あるいは沢村貞子は、夫に「こんどこそ私があなたを捨てていいはずだわ」と言い放ち、川崎に捨てられる幼馴染の女(叶順子)は別れ際に「忘れちゃ駄目よ、あんたを本当に好きなのは世界中で私だけよ」と言う。

ラストで川崎が社長令嬢と結婚して会社の巨大なタンクを登るシーンの象徴性は、まるでアントニオーニの60年代の映画のようだ。

『親不孝通り』は、不良大学生役の川口浩が、姉を捨てた会社員(船越英二)に復讐するためにその妹(野添ひとみ)を誘惑して捨てるという話。野添は川口に捨てられても「ムダでもいいの。
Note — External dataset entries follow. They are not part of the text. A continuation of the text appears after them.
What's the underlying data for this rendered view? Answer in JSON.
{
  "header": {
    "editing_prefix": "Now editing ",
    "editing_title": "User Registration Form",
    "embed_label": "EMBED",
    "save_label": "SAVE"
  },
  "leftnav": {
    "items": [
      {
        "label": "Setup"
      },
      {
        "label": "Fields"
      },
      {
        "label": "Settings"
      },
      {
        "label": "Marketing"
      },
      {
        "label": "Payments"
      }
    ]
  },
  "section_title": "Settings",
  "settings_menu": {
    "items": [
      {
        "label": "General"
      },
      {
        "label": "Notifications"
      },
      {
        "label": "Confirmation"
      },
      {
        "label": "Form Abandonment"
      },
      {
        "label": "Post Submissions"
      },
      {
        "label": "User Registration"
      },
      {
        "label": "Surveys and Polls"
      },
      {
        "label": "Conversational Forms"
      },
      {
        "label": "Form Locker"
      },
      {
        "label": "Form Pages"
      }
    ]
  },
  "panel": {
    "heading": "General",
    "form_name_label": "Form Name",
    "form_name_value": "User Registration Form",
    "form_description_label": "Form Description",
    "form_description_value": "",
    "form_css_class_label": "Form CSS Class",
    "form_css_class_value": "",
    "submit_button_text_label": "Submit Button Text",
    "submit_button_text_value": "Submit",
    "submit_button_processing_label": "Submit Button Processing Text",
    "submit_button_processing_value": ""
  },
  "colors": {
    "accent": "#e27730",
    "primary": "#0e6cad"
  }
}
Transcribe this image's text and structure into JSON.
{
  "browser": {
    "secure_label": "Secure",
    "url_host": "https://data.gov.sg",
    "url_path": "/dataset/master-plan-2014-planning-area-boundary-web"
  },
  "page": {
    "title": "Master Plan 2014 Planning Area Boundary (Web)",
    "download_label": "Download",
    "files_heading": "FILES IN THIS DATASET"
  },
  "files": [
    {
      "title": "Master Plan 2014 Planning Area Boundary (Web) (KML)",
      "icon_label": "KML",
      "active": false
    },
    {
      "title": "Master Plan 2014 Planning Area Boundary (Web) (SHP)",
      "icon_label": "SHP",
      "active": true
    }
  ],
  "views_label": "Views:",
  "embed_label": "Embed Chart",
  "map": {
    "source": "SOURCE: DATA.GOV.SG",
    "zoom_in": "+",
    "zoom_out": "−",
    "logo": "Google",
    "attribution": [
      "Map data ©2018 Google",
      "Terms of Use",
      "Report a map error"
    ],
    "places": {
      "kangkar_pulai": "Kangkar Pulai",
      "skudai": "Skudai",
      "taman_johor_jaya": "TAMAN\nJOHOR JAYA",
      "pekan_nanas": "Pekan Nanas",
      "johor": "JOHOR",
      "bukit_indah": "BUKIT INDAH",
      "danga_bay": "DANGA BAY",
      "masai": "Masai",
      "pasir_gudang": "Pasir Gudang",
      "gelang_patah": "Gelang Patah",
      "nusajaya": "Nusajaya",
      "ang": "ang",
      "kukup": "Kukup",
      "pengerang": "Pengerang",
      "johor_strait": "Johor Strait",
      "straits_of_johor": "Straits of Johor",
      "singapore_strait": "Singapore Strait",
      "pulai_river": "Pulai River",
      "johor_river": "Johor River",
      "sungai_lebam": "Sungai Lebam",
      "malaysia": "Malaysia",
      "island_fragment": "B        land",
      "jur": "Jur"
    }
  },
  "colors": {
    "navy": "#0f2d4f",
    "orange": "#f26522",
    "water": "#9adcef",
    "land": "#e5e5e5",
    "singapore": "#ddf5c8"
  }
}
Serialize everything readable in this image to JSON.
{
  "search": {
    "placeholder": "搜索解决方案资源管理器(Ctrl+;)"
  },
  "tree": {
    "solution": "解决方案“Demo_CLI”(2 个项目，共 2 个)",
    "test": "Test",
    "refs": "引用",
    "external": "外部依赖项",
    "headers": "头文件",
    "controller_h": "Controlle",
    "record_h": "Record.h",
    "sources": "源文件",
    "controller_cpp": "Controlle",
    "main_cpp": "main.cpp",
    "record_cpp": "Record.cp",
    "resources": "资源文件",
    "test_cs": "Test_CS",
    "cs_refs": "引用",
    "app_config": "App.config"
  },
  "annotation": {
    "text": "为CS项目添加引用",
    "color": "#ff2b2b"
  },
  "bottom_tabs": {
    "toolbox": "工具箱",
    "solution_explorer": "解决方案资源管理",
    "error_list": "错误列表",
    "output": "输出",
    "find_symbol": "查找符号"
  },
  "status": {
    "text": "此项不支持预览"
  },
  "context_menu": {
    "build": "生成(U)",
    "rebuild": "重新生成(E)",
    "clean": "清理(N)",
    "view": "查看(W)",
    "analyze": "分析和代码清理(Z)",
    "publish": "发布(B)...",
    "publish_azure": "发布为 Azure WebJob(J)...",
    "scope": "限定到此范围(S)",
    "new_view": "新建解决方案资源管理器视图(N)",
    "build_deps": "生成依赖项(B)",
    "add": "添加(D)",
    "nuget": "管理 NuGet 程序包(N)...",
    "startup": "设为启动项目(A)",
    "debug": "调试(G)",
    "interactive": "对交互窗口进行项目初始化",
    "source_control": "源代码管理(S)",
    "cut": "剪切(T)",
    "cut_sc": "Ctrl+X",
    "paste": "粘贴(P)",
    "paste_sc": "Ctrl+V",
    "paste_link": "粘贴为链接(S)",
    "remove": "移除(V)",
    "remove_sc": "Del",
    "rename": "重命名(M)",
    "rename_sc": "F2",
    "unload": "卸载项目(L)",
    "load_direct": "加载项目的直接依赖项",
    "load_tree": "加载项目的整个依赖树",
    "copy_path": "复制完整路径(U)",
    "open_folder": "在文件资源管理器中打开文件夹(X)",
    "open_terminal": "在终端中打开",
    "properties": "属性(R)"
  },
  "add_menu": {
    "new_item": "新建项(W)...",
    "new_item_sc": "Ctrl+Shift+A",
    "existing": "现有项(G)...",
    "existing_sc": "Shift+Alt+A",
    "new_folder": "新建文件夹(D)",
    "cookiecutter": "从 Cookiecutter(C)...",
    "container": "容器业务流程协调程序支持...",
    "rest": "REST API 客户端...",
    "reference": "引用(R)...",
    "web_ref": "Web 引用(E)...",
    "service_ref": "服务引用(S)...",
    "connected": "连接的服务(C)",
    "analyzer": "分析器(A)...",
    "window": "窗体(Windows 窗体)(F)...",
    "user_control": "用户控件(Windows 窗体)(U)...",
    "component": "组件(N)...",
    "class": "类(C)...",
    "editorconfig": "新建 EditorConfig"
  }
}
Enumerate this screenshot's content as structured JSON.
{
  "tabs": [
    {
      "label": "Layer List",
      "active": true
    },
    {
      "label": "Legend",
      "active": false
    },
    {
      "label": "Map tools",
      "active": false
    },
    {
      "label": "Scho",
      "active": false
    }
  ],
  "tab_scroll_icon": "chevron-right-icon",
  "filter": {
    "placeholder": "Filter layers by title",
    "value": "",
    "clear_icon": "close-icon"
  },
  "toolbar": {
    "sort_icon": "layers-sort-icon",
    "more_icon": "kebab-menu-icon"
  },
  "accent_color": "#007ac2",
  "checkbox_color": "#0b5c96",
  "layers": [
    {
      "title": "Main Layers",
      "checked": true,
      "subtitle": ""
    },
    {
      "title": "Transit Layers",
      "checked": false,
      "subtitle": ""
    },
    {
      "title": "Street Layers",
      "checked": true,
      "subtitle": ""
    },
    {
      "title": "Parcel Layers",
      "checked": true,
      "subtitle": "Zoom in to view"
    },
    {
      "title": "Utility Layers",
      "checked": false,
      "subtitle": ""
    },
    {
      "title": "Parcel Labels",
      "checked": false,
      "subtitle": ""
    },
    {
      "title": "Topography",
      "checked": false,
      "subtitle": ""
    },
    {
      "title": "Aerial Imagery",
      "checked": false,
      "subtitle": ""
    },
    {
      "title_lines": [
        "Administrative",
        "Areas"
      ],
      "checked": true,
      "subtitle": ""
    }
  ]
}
一生好き」「どこへ行っても好き」と言い放ち、川口の姉はそれに影響されて船越に結婚を迫る。

結局、女たちの激情が伝染して、2組はもとのさやに納まる。これは初期増村の典型的なパターンだろう。だが、増村映画にしては、お金のやり取りが少ない。川口は外国人を騙して札束をヒラヒラさせてはいるが。

ところで「親不孝通り」は福岡の天神にあるが、この映画では銀座6丁目にある。こちらが元祖だろうか。